22 December 2008

HarperCo clinches deal to free up short-term debt

Anyone notice this?

Intense last-minute talks between Ottawa and major foreign banks have yielded a deal that is expected to end a 16-month crisis and head off losses of as much as $25-billion for Canadian investors.

Sources said the federal government and the banks, which include Deutsche Bank AG and Merrill Lynch & Co., reached a weekend agreement that should mean the end of the asset-backed commercial paper (ABCP) meltdown that has locked up $32-billion of money belonging to investors big and small since August, 2007.

The deal, which comes after Ottawa and three provincial governments agreed to provide about $3.5-billion in credit lines, means that investors should get access to their money in January, barring any last-minute complications.

That would be a huge relief for investors ranging from pension fund Caisse de dépôt et placement du Québec, which is stuck with about $13-billion of the debt, to individual Canadians who had sunk their life savings into the investments because they were touted as a safe alternative to government bonds.

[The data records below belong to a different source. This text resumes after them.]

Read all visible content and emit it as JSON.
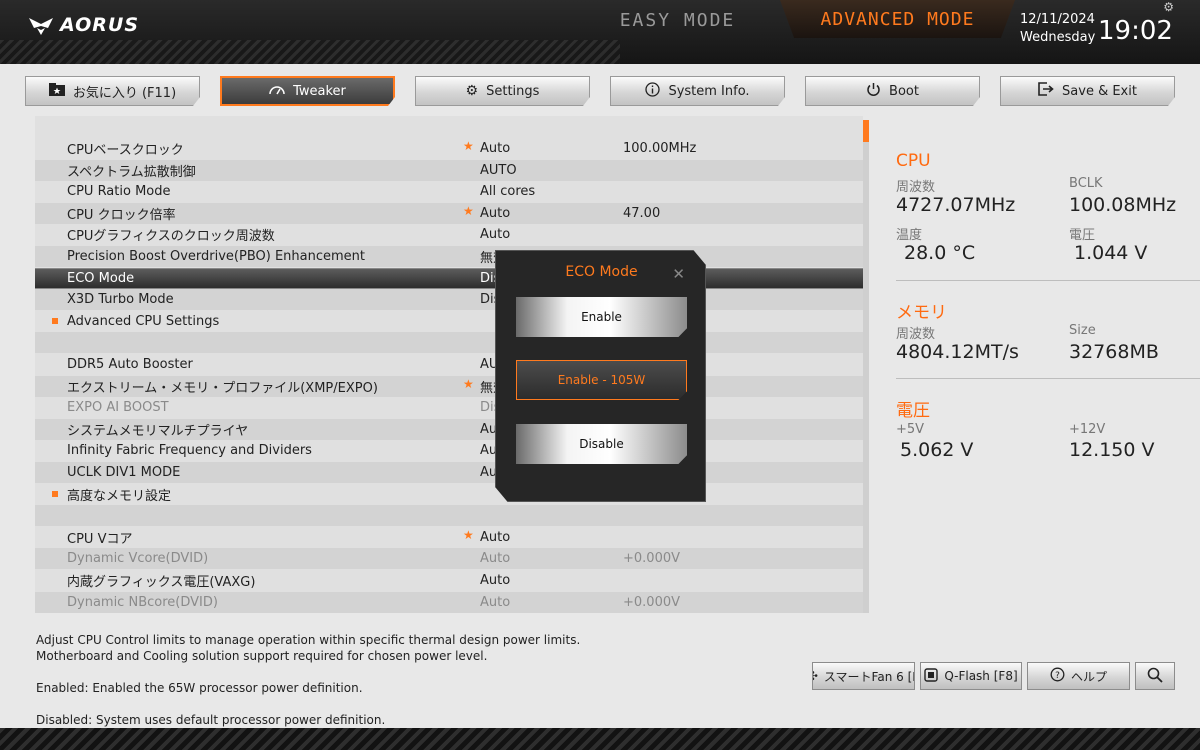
{
  "header": {
    "logo_text": "AORUS",
    "easy_mode_label": "EASY MODE",
    "advanced_mode_label": "ADVANCED MODE",
    "date": "12/11/2024",
    "day": "Wednesday",
    "time": "19:02"
  },
  "tabs": [
    {
      "label": "お気に入り (F11)",
      "icon": "star-folder-icon",
      "active": false
    },
    {
      "label": "Tweaker",
      "icon": "speedometer-icon",
      "active": true
    },
    {
      "label": "Settings",
      "icon": "gear-icon",
      "active": false
    },
    {
      "label": "System Info.",
      "icon": "info-icon",
      "active": false
    },
    {
      "label": "Boot",
      "icon": "power-icon",
      "active": false
    },
    {
      "label": "Save & Exit",
      "icon": "exit-icon",
      "active": false
    }
  ],
  "settings": [
    {
      "label": "CPUベースクロック",
      "value": "Auto",
      "value2": "100.00MHz",
      "star": true
    },
    {
      "label": "スペクトラム拡散制御",
      "value": "AUTO",
      "value2": ""
    },
    {
      "label": "CPU Ratio Mode",
      "value": "All cores",
      "value2": ""
    },
    {
      "label": "CPU クロック倍率",
      "value": "Auto",
      "value2": "47.00",
      "star": true
    },
    {
      "label": "CPUグラフィクスのクロック周波数",
      "value": "Auto",
      "value2": ""
    },
    {
      "label": "Precision Boost Overdrive(PBO) Enhancement",
      "value": "無効",
      "value2": ""
    },
    {
      "label": "ECO Mode",
      "value": "Disabled",
      "value2": "",
      "selected": true
    },
    {
      "label": "X3D Turbo Mode",
      "value": "Disabled",
      "value2": ""
    },
    {
      "label": "Advanced CPU Settings",
      "value": "",
      "value2": "",
      "submenu": true
    },
    {
      "label": "",
      "value": "",
      "value2": ""
    },
    {
      "label": "DDR5 Auto Booster",
      "value": "AUTO",
      "value2": ""
    },
    {
      "label": "エクストリーム・メモリ・プロファイル(XMP/EXPO)",
      "value": "無効",
      "value2": "",
      "star": true
    },
    {
      "label": "EXPO AI BOOST",
      "value": "Disabled",
      "value2": "",
      "dim": true
    },
    {
      "label": "システムメモリマルチプライヤ",
      "value": "Auto",
      "value2": ""
    },
    {
      "label": "Infinity Fabric Frequency and Dividers",
      "value": "Auto",
      "value2": ""
    },
    {
      "label": "UCLK DIV1 MODE",
      "value": "Auto",
      "value2": ""
    },
    {
      "label": "高度なメモリ設定",
      "value": "",
      "value2": "",
      "submenu": true
    },
    {
      "label": "",
      "value": "",
      "value2": ""
    },
    {
      "label": "CPU Vコア",
      "value": "Auto",
      "value2": "",
      "star": true
    },
    {
      "label": "Dynamic Vcore(DVID)",
      "value": "Auto",
      "value2": "+0.000V",
      "dim": true
    },
    {
      "label": "内蔵グラフィックス電圧(VAXG)",
      "value": "Auto",
      "value2": ""
    },
    {
      "label": "Dynamic NBcore(DVID)",
      "value": "Auto",
      "value2": "+0.000V",
      "dim": true
    }
  ],
  "info": {
    "cpu": {
      "title": "CPU",
      "freq_label": "周波数",
      "freq": "4727.07MHz",
      "bclk_label": "BCLK",
      "bclk": "100.08MHz",
      "temp_label": "温度",
      "temp": "28.0 °C",
      "volt_label": "電圧",
      "volt": "1.044 V"
    },
    "memory": {
      "title": "メモリ",
      "freq_label": "周波数",
      "freq": "4804.12MT/s",
      "size_label": "Size",
      "size": "32768MB"
    },
    "voltage": {
      "title": "電圧",
      "v5_label": "+5V",
      "v5": "5.062 V",
      "v12_label": "+12V",
      "v12": "12.150 V"
    }
  },
  "description": {
    "line1": "Adjust CPU Control limits to manage operation within specific thermal design power limits.",
    "line2": " Motherboard and Cooling solution support required for chosen power level.",
    "line3": "Enabled: Enabled the 65W processor power definition.",
    "line4": "Disabled: System uses default processor power definition."
  },
  "bottom_buttons": {
    "fan": "スマートFan 6 [F",
    "qflash": "Q-Flash [F8]",
    "help": "ヘルプ"
  },
  "modal": {
    "title": "ECO Mode",
    "options": [
      "Enable",
      "Enable - 105W",
      "Disable"
    ],
    "selected_index": 1
  },
  "colors": {
    "accent": "#ff7a1e"
  }
}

Am no economist, but isn't this just another bailout? The timing of the announcement just strikes me as suspicious.

From the point of view of someone having to find evermore creative ways to live on $8,000 - an income which has remained the same for the past eight years, has no cost of living allowance attached to it and of which 70 percent is consumed for rent - I do wonder about all these bailouts.

And I do wonder how so many pro-market capitalists think it justified to apply "socialist" economics to extricate themselves from the results of their own greed. Apparently, market capitalism is fine for the wealthy, except when it isn't. The poor in either case be damned.